I just returned from a year of supporting NOAA’s research at the South Pole, and what an adventure it was! A big part of our job as the two woman team maintaining the Atmospheric Research Observatory at Pole was frequent balloon launches. Each launch provided us with data that could be used to construct a vertical profile of ozone in the atmosphere. This is important, since the ozone hole develops directly over Antarctica each year and has critical impacts to UV exposure levels around the world.
When we first arrived in November 2017, we quickly applied the training we had done in Boulder to our launches at Pole, but it was much chillier! The next month, in December, we were lucky to be able to retrieve a sonde package from a launch that landed close to station, which provided an unexpected adventure.

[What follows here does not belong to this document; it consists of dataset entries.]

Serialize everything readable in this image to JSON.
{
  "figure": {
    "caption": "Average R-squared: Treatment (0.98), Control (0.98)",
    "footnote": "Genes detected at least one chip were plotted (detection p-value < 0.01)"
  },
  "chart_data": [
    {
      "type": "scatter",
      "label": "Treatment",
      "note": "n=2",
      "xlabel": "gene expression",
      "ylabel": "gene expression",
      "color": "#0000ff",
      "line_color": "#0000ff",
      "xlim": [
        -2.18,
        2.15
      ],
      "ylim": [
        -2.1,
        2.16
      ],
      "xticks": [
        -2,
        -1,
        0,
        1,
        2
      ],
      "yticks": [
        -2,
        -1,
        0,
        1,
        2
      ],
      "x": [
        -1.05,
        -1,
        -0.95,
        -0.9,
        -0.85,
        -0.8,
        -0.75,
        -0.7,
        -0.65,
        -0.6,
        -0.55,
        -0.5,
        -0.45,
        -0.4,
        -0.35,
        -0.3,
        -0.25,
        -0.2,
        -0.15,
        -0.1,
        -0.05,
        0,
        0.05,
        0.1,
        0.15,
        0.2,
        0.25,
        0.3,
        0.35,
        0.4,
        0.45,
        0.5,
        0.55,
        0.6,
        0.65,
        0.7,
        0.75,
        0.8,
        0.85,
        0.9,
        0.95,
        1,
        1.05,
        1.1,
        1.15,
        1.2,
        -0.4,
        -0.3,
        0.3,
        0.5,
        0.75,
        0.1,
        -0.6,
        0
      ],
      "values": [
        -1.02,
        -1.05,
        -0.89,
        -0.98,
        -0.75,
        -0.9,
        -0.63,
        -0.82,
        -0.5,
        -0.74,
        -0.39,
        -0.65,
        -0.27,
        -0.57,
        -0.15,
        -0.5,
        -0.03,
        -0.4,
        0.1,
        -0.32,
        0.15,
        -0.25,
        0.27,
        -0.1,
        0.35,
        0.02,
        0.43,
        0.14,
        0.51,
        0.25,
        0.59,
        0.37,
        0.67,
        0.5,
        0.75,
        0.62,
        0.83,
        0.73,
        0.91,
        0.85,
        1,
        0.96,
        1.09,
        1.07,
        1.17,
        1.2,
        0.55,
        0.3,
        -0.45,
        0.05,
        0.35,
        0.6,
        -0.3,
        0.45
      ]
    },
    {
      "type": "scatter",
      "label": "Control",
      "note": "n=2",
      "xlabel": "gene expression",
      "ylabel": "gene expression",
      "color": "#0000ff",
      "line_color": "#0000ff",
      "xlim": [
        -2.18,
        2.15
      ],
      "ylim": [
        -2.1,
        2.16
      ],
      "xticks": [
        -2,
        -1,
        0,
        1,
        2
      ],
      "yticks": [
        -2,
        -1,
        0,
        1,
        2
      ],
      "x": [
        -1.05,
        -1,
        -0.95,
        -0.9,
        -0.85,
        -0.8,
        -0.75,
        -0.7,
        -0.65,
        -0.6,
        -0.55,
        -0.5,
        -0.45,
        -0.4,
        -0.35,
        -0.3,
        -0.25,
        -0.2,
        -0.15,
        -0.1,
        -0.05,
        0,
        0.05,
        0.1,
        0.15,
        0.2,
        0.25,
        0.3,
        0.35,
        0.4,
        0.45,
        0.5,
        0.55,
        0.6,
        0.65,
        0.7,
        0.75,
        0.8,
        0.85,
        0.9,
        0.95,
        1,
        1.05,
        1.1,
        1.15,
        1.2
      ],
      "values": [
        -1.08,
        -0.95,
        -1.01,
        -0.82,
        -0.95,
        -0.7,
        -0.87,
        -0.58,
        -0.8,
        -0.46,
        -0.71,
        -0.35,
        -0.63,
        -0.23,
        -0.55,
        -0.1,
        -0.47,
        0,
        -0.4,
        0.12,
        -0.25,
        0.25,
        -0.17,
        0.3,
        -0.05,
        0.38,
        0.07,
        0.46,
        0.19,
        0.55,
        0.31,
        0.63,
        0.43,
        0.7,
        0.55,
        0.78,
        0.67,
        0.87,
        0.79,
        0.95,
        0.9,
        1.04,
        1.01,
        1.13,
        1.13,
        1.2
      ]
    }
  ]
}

As the season went on, Sabrina and I settled into a routine, eventually splitting balloon responsibilities where she prepared the balloon and I prepared the sonde each time we launched. It allowed for us to become more efficient with our individual tasks and to ensure quality preparation each time. During winter, when we launched plastic balloons, I would hold the balloon and Sabrina would help walk out the long tail of the balloon before releasing the sonde into the air. There were definitely some days where one of us would stumble upon an unforeseen snow pile in the dark ( it is dark at Pole for 6 months from March-Sept!), or a fellow observer would hold onto my jacket while strong winds tried to take me away with the balloon, but we had a successful season of launches. I think careful and methodical preparation, teamwork, and our training back in Boulder helped a lot with that.
During ozone hole season in September and October 2018, we had a class of 8th graders in LaFayette, NY who were eagerly following along on GMD’s website for each profile that was posted. One day, they were even refreshing the page in class and were thrilled to see the newest profile had been posted. They, like the team back in Boulder, had made hypotheses as to when and how low the ozone hole would be, and had many discussions in class related to the launches and Antarctica. It was a great way to share the work GMD’s Ozone group was doing and kept us excited for the results as well.
Overall, I had an amazing experience and would definitely return to Antarctica in the future if the opportunity presented itself. It is a unique place, still in many ways undisturbed from its natural state, and allows for some of the most important research in the world to be conducted.